Watch out for actions that rely on chained or model-driven objects, since the chaining and chained-property paths are part of the same allowlist tightening in this release. Most teams should run a full regression pass on JSON and REST endpoints after upgrading, paying particular attention to any setter that was relying on implicit allow-by-default behavior.

What other fixes and developer experience improvements landed in Struts 7.2?

Beyond security and Jakarta EE work, 7.2 carries a long list of smaller fixes that mostly affect convention-based projects, interceptor configuration, and template rendering.

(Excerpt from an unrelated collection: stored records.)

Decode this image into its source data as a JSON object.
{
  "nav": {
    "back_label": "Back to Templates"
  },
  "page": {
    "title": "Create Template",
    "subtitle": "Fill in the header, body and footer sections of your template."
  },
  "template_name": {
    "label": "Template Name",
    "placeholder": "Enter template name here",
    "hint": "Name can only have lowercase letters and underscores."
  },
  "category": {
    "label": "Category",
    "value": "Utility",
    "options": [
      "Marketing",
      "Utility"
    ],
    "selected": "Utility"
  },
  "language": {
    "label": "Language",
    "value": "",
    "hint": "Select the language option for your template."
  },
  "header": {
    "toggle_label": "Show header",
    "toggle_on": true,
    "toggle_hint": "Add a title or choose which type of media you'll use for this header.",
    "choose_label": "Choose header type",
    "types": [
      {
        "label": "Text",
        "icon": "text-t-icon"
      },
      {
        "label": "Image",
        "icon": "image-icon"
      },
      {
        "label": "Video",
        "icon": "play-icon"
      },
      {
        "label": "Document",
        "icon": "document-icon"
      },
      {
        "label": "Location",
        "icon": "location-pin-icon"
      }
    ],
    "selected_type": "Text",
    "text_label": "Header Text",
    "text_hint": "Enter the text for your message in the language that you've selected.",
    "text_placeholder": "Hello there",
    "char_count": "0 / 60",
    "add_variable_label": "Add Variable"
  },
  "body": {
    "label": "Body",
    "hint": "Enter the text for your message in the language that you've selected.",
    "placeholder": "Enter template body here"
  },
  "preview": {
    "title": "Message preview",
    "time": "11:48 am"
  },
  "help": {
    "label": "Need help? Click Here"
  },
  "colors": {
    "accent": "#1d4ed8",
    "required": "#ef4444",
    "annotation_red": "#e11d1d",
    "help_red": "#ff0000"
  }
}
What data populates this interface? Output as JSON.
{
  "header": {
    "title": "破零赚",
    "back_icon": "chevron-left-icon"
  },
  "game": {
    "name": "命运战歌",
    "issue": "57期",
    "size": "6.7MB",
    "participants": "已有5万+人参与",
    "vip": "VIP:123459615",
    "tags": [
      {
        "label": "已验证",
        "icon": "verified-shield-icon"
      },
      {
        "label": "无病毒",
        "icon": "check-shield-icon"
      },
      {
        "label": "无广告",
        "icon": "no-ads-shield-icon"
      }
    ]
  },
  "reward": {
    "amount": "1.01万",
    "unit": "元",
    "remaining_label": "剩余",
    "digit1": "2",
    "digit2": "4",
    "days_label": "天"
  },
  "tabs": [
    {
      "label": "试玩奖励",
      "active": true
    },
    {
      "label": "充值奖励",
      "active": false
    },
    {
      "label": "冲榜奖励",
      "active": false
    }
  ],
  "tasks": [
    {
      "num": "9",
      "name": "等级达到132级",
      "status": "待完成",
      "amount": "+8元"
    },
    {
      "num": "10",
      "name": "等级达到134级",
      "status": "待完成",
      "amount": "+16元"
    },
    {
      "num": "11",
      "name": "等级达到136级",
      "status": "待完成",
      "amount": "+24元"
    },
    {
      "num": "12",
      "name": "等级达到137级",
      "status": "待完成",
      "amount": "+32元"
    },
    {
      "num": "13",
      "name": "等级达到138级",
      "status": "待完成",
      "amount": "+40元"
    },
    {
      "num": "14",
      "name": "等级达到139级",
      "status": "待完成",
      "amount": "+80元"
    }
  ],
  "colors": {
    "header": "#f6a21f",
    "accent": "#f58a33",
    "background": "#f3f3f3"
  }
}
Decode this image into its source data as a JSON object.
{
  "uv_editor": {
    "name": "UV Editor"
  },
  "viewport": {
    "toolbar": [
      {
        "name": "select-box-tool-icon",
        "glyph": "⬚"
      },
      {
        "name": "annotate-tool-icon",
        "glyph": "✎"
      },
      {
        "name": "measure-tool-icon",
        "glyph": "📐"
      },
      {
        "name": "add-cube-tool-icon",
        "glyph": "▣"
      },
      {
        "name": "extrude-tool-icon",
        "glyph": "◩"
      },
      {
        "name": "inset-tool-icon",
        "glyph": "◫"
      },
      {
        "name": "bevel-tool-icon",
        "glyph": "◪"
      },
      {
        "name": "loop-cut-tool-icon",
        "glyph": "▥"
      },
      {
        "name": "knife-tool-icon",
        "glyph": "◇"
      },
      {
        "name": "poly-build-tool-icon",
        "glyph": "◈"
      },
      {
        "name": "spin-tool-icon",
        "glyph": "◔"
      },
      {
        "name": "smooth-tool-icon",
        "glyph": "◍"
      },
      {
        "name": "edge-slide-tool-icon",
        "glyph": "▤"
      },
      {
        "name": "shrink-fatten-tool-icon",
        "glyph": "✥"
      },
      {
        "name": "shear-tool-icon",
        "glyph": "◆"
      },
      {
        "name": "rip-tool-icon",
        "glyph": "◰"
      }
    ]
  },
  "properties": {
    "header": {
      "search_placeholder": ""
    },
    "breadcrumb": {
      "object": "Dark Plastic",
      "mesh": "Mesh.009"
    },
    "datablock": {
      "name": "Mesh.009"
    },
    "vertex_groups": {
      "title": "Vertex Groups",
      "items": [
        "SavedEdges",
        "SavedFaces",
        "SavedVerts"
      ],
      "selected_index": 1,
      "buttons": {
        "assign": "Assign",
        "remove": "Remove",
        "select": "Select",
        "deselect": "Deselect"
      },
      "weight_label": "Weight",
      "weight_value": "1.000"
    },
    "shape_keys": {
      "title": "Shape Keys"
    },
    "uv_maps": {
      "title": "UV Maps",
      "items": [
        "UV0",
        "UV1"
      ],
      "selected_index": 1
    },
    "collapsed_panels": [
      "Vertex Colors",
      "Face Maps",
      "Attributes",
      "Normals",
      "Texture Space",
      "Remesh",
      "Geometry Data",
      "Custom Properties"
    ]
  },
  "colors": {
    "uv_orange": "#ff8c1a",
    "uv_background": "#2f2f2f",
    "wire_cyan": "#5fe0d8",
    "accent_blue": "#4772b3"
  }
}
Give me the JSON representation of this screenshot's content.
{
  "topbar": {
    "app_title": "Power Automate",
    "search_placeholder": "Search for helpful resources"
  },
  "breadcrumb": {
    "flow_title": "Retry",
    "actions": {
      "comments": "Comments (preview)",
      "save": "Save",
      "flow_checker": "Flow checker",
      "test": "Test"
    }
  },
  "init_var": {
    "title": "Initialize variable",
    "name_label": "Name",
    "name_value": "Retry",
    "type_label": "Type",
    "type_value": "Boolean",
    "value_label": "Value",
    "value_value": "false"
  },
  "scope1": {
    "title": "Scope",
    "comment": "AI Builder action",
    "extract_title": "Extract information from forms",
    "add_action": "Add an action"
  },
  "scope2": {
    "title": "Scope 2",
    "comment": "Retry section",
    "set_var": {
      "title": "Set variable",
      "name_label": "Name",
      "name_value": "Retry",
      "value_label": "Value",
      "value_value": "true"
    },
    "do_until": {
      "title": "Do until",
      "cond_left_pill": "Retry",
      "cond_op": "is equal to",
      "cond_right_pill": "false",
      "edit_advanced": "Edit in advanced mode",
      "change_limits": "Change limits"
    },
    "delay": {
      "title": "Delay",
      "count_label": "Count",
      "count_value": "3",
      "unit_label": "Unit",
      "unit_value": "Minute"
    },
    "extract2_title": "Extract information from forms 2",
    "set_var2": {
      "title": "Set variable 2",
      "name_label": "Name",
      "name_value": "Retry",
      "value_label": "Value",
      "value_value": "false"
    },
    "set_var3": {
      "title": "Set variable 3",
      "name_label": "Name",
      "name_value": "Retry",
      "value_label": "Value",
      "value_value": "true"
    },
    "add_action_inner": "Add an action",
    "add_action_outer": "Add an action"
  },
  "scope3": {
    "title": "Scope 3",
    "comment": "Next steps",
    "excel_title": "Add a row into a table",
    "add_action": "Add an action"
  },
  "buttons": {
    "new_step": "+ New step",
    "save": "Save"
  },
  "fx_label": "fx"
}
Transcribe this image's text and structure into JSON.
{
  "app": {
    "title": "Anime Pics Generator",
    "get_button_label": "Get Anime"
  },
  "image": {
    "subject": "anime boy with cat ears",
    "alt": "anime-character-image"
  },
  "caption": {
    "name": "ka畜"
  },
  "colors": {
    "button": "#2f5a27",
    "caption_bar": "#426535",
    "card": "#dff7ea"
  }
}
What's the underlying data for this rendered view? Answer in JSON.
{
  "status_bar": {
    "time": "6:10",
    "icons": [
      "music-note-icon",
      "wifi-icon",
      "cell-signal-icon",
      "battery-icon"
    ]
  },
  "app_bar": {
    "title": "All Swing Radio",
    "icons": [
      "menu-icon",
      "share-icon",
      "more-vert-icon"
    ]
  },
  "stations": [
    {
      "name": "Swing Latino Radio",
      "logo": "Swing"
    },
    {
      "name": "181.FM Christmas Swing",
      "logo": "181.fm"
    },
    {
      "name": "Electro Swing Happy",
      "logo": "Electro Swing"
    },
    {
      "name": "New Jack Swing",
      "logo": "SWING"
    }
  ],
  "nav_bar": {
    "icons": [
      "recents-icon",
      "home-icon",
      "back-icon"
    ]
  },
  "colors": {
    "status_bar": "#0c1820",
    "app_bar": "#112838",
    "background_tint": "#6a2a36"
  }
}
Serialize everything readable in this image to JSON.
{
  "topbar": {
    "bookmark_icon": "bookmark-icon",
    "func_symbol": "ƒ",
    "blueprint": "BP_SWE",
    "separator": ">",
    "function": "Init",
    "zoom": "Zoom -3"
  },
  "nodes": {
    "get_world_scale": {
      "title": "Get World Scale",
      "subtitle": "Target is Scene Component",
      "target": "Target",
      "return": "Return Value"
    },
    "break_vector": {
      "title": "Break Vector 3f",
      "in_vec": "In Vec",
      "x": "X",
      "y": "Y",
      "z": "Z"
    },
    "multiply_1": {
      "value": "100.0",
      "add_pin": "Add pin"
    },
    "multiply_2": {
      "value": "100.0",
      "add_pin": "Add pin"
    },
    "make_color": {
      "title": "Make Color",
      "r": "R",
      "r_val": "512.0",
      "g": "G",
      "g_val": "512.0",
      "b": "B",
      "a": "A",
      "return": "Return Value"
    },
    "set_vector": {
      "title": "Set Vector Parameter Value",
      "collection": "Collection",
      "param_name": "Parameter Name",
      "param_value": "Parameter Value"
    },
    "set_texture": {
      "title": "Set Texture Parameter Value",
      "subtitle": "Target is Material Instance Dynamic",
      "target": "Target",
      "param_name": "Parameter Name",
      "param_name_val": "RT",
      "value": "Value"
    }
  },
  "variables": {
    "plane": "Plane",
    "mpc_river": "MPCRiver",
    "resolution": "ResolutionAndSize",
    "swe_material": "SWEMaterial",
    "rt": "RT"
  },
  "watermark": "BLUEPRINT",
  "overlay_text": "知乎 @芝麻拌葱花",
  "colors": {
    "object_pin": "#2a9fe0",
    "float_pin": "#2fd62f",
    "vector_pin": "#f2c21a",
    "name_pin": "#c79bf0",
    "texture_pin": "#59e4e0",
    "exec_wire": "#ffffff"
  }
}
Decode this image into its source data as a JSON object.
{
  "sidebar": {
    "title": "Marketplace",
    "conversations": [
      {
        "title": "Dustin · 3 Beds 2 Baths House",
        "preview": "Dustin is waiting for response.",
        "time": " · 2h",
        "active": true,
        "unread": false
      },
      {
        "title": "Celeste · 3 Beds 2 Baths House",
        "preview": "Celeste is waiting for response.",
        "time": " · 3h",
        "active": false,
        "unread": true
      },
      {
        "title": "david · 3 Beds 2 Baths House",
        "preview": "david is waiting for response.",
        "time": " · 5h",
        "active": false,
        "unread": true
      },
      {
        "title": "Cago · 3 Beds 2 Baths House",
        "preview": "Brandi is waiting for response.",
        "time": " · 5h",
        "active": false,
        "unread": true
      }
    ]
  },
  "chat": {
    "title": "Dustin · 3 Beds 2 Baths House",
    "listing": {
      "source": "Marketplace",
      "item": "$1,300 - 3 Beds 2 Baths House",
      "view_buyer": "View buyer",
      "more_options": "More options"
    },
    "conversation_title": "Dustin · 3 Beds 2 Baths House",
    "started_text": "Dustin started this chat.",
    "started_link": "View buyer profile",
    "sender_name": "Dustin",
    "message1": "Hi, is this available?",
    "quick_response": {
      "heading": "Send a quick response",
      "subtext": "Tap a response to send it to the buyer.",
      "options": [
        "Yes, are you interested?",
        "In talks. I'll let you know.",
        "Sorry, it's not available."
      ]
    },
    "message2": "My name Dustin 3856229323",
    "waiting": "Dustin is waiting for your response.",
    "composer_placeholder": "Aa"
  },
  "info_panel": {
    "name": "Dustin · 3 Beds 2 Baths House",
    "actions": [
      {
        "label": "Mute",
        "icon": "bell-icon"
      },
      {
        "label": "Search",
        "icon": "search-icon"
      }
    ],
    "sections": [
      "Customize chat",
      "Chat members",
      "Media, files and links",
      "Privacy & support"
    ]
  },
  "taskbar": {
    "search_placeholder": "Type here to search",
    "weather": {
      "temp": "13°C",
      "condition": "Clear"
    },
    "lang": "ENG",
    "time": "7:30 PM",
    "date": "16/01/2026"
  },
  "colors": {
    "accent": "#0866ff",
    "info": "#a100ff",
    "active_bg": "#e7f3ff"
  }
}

• The convention plugin now correctly handles wildcard exclusion patterns for root packages and no longer fails outright when it encounters a NoClassDefFoundError during action class scanning, which previously could break application startup in environments with optional dependencies on the classpath.
• HttpMethodInterceptor and default-action-ref both received fixes for wildcard-based action names, which is relevant if your struts.xml leans heavily on wildcard mappings.
• A classloader and memory leak affecting Tomcat hot deployment has been resolved, which matters for teams that frequently redeploy WAR files without restarting the JVM in staging or development environments.
• The new HTML5 theme gives UI tag users a modern alternative to the long-standing xhtml and simple themes, with its own test suite.
• FreeMarker templates can now use configurable whitespace stripping and a compress tag, useful for reducing rendered page size without hand-trimming templates.
• The JSON plugin now supports configurable request size limits, giving teams a built-in way to cap payload sizes instead of relying solely on container-level settings.

None of these individually require code changes, but the convention plugin and interceptor fixes are worth a quick review if your application has worked around any of these issues with custom code, since that workaround code may now be redundant or conflict with the fix.